Il y a des dates qui s’approchent comme des fantômes. Elles ne se contentent pas d’être écrites sur le calendrier. Elles se glissent dans les corps, s’accrochent aux os, aux articulations, aux respirations. L’anniversaire de la guerre, celle de l’an dernier, celle qui a éclaté comme un éclair sur le Liban. Je la sens dans mes genoux.
La guerre n’habite pas seulement les souvenirs ou les images télévisées… elle s’incruste dans la chair. Pour certains, elle se loge dans la poitrine, pour d’autres dans les nerfs. Pour moi, elle s’installe dans mes genoux. Comme si chaque articulation portait le poids d’une mémoire que je n'avais pas choisie.
L’an dernier, j’ai combattu à ma manière… non pas sur un front armé, mais sur le front invisible du travail artistique. Car dans les temps de guerre, nous, les artistes, sommes les premiers à voir nos activités s’arrêter et les derniers à retrouver notre place.
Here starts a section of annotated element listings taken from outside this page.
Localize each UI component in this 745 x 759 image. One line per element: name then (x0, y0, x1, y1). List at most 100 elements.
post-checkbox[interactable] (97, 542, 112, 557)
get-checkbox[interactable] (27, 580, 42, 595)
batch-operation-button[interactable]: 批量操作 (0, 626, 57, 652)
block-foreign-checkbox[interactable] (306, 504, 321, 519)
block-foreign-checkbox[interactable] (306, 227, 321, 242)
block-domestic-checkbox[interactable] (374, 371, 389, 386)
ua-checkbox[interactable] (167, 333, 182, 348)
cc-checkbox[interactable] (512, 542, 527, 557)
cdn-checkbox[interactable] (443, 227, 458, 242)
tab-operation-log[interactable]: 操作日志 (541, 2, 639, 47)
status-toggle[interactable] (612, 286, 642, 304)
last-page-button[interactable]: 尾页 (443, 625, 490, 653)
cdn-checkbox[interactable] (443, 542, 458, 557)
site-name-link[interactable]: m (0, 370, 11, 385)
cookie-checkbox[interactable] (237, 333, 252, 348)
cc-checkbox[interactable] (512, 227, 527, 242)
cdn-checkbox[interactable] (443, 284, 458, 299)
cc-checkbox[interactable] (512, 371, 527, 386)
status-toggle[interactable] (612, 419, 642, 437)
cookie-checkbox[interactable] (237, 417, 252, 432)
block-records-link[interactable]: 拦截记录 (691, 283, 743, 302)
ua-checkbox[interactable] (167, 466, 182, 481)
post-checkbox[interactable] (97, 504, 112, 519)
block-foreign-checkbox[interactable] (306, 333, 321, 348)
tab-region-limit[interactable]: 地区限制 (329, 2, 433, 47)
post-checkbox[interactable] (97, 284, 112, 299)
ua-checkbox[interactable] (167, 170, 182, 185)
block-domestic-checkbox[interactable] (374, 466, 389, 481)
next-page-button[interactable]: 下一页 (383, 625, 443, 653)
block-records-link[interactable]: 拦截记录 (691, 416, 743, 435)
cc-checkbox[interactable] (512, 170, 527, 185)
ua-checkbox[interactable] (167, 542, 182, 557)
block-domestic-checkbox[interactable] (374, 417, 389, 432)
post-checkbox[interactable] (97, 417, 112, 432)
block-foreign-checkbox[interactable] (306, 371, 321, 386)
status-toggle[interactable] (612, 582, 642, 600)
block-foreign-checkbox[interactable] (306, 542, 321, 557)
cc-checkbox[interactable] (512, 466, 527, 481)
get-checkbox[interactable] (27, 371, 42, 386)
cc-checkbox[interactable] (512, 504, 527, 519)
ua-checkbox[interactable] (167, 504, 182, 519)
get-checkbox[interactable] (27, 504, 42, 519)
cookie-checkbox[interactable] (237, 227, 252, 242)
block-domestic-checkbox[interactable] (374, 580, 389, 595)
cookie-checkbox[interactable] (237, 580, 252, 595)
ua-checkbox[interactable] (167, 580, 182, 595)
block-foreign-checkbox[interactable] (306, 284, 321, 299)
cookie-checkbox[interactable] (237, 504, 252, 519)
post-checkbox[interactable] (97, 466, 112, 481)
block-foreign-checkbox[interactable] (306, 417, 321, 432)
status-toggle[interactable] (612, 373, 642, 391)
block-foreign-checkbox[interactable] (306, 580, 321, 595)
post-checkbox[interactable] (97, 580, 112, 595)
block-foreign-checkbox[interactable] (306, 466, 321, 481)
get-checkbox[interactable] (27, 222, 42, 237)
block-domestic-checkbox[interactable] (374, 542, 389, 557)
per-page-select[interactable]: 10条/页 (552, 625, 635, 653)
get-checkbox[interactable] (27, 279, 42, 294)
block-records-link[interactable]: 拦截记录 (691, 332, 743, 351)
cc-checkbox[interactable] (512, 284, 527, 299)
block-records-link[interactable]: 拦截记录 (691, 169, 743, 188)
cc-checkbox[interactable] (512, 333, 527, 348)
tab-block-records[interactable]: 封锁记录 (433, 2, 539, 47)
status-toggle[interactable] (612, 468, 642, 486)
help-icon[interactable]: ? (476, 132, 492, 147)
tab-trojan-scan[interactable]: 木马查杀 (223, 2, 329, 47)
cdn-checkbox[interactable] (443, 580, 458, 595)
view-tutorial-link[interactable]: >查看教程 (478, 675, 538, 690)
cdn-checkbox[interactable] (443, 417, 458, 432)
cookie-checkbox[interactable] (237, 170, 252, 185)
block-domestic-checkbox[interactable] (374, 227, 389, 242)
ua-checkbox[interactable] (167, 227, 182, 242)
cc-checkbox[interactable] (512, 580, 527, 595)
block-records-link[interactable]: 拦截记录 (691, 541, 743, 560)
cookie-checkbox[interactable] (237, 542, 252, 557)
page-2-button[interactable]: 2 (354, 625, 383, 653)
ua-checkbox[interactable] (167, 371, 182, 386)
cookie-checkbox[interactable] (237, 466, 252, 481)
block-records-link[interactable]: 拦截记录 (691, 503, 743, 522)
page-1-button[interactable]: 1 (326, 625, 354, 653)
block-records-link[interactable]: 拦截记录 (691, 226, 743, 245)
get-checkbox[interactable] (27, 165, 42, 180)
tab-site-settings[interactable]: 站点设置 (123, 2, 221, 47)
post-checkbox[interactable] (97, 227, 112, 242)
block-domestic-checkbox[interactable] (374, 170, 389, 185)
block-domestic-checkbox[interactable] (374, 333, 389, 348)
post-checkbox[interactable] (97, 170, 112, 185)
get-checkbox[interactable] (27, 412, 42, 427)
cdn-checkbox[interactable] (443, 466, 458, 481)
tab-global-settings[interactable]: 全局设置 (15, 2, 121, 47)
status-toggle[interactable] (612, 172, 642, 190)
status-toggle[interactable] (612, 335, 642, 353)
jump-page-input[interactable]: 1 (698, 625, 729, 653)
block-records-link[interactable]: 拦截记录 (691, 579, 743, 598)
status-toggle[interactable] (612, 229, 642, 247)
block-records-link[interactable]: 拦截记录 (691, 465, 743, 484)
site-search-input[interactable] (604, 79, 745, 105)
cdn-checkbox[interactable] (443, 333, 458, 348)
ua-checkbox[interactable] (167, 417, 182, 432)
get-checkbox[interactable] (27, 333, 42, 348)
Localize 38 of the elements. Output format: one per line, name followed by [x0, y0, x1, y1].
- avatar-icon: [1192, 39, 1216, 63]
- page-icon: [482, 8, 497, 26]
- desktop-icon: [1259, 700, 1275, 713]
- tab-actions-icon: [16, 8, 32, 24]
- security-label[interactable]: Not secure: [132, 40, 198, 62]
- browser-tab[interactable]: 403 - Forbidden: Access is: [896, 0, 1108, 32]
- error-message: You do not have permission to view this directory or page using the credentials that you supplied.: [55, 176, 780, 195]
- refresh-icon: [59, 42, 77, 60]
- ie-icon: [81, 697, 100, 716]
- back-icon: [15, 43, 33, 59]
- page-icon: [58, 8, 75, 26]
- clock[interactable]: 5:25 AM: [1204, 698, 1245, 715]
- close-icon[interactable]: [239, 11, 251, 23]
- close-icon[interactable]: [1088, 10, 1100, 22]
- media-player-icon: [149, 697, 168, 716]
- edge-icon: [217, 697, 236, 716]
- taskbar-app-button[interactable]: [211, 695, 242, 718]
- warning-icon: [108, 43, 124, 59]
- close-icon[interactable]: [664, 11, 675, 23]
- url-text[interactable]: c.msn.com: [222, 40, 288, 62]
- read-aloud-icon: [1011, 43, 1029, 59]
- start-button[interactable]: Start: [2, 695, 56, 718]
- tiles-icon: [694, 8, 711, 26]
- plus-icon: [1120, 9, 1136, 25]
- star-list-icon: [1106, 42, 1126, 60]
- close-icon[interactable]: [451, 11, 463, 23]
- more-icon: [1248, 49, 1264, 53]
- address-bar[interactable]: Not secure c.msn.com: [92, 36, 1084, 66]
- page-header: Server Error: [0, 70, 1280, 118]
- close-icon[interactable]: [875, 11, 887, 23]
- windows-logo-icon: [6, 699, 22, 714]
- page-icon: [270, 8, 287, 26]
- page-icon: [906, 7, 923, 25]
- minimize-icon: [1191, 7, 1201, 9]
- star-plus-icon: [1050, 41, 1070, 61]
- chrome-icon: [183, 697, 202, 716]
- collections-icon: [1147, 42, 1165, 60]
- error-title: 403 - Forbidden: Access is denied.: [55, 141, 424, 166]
Là où d’autres métiers reprennent selon la stabilité du pays, le nôtre vit au rythme d’une montagne russe : arrêts brutaux, longues attentes, reprises timides.
J’ai tenu à continuer, coûte que coûte. Le seul élément de stabilité, ce fut moi. Travailler sans relâche, brûler mes forces, même quand tout autour de moi s’effondrait, comme pour prouver que quelque chose pouvait rester paradoxalement stable dans un pays incertain.
Ces jours d’avant-anniversaire sont étranges. Les façades repeintes n’arrivent pas à couvrir les fissures de la mémoire. Les rires existent, mais au fond des regards on devine le compte à rebours. Une mémoire corporelle prête à resurgir à chaque date marquée par le fracas,
Cette année, j’aborde ces jours loin du pays. On pourrait croire que la distance adoucit l’angoisse, mais elle ne l’efface pas. Je voudrais écrire que je n’y pense pas, que le temps a fait son travail, mais ce serait mentir. La peur circule toujours dans mes veines. Car si une nouvelle guerre éclatait, mes parents, eux, resteraient sous les attaques. Cette pensée suffit à réduire la frontière géographique à une simple illusion… j’ai quitté le sol, mais pas l’inquiétude.
Alors j’attends. J’attends que passe cette semaine où l’on marche avec l’impression de traverser un champ de ruines invisible. J’attends que l’anniversaire soit franchi comme une frontière. Et je continue de sentir, dans mes genoux, la guerre, comme si mes os portent à eux seuls le poids du pays.